Six primary orthodox schools of philosophy exist in India. They are – nyaya, vaisheshika, mimamsa, vedanta, sankhya and yoga. At different periods in time, India has produced exceptional scholars who were unconditional masters in these respective schools of thought. It has often been the custom among learned men to debate the merits and demerits of these various systems of philosophy. When one scholar won, typically the other would renounce his philosophy to serve the winner as a disciple. Of course, the disciple’s disciples also became new disciples. One such famous debate took place between the two very renowned scholars – Adi Sankara and Mandana Misra in the latter’s residence in present day Bihar.
Mandana Misra was a distinguished practioner of the mimamsa philosophy. The mimamsa philosophy is mainly derived from the karma kanda portion of the Vedas and emphasizes on the importance of rituals. In this school of thought, a particular ritual is done, and the results are achieved instantaneously. It displays a straightforward cause-effect relationship if practiced accurately. Mandana Misra was a perfect and adept ritualist who preached widely. The young and charming advaita vedantin, Adi Sankara, on his country wide tour was eager to debate with Mandana Misra, who was by then already very old. Mandana Misra reasoned that since he had spent more than half his life learning and preaching mimamsa, it would be unfair to debate with a youngster in his twenties who barely had any experience. Hence, with the intention of being fair on Sankara, Misra allowed Sankara to choose his own judge.
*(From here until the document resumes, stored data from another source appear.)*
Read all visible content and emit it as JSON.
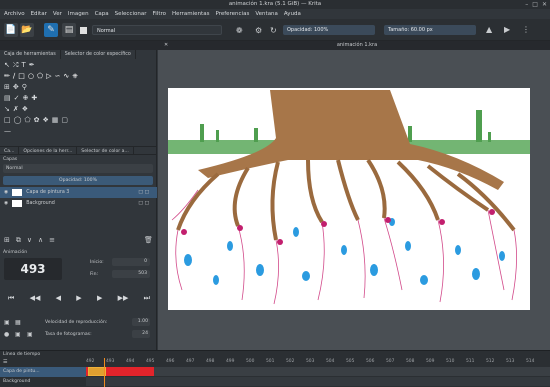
{
  "window": {
    "title": "animación 1.kra (5.1 GiB) — Krita"
  },
  "menu": [
    "Archivo",
    "Editar",
    "Ver",
    "Imagen",
    "Capa",
    "Seleccionar",
    "Filtro",
    "Herramientas",
    "Preferencias",
    "Ventana",
    "Ayuda"
  ],
  "toolbar": {
    "blend_mode": "Normal",
    "opacity": "Opacidad: 100%",
    "size": "Tamaño: 60.00 px"
  },
  "tabs": {
    "document": "animación 1.kra"
  },
  "docker_tabs": [
    "Caja de herramientas",
    "Selector de color específico"
  ],
  "layers": {
    "tabs": [
      "Ca...",
      "Opciones de la herr...",
      "Selector de color a..."
    ],
    "header_label": "Capas",
    "blend": "Normal",
    "opacity": "Opacidad: 100%",
    "items": [
      {
        "name": "Capa de pintura 3",
        "selected": true
      },
      {
        "name": "Background",
        "selected": false
      }
    ]
  },
  "animation": {
    "header": "Animación",
    "current_frame": "493",
    "start_label": "Inicio:",
    "start_value": "0",
    "end_label": "Fin:",
    "end_value": "503",
    "speed_label": "Velocidad de reproducción:",
    "speed_value": "1.00",
    "fps_label": "Tasa de fotogramas:",
    "fps_value": "24"
  },
  "timeline": {
    "title": "Línea de tiempo",
    "frames": [
      "492",
      "493",
      "494",
      "495",
      "496",
      "497",
      "498",
      "499",
      "500",
      "501",
      "502",
      "503",
      "504",
      "505",
      "506",
      "507",
      "508",
      "509",
      "510",
      "511",
      "512",
      "513",
      "514"
    ],
    "layers": [
      "Capa de pintu...",
      "Background"
    ]
  }
}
Sankara had heard greatly about Misra’s righteousness and appreciated him for his act of fairness. But he was quick to decide that none but Mandana Misra’s wife herself can be the most appropriate judge for this debate. The debate between them commenced, and continued for six months nonstop. Thousands of scholars gathered everyday to watch and learn. Mandana Misra, at a ripe old age, still remained a man with very sharp intellect and a very solid grasp of logic, but he was slowly losing. Despite being such a young man, Sankara’s realization of the ultimate Brahman and his knowledge of Maya, enabled him to win over Misra’s arguments easily. Misra was a very accomplished ritualist, yet he seemed to lack some understanding of higher spiritual truths that Sankara seemed to have experienced already. At the end of this 6 month period, Misra was almost ready to accept defeat, when his wife, Bharathi, declared that in order to defeat a man in debate, the opponent should also defeat his wife.
Bharathi was a learned scholar herself and a very clever one at that. Knowing very well that Sankara was a strict celibate, she immediately started discussing conjugal relationships and marital obligations. Sankara confessed that he had absolutely no knowledge in this area, because he was a celibate. However, Bharathi felt that she should give Sankara some time to study about this topic before resuming the debate. Sankara immediately accepted the offer and left to start his studies. Through his yogic powers he came to know of a certain king who was about to die. He instructed his disciples to preserve his body, which he temporarily left to enter the dying king’s body. The king happened to be a very evil man. Yet his wives were loyal to him and were in tears when the king was in his deathbed. Suddenly, when the king’s body woke up, one of the wives noticed that the king had recovered under rather mysterious circumstances and appeared to have become a changed man. Sankara learnt from that woman, all that he needed to know about conjugal experiences and on his way out of the body, he blessed that lady who had taught him so much. Empowered with this new knowledge, Sankara returned to resume the debate with Bharathi. This time, he was clearly unbeatable. Bharathi and Mandana Misra bowed their heads in humility and accepted defeat and became followers of Adi Sankara and staunch vedantins.
This debate throws light on the healthy competition that existed in India among followers of different philosophies. Essentially they were travelling towards the same unknown destination, yet they had the open mind and immense courage to test their faith, to question their beliefs, and to change their philosophies, if reason demanded the change. Similar to how different paths could still take one to the top of the same mountain, so too do all philosophies lead to the same goal of self realization. However, even though staunch belief in one’s path is necessary to make spiritual progress, when one meets obstacles, one should remain accepting towards new concepts, experiments, or questionings because these can potentially unlock some deep doors in our mind.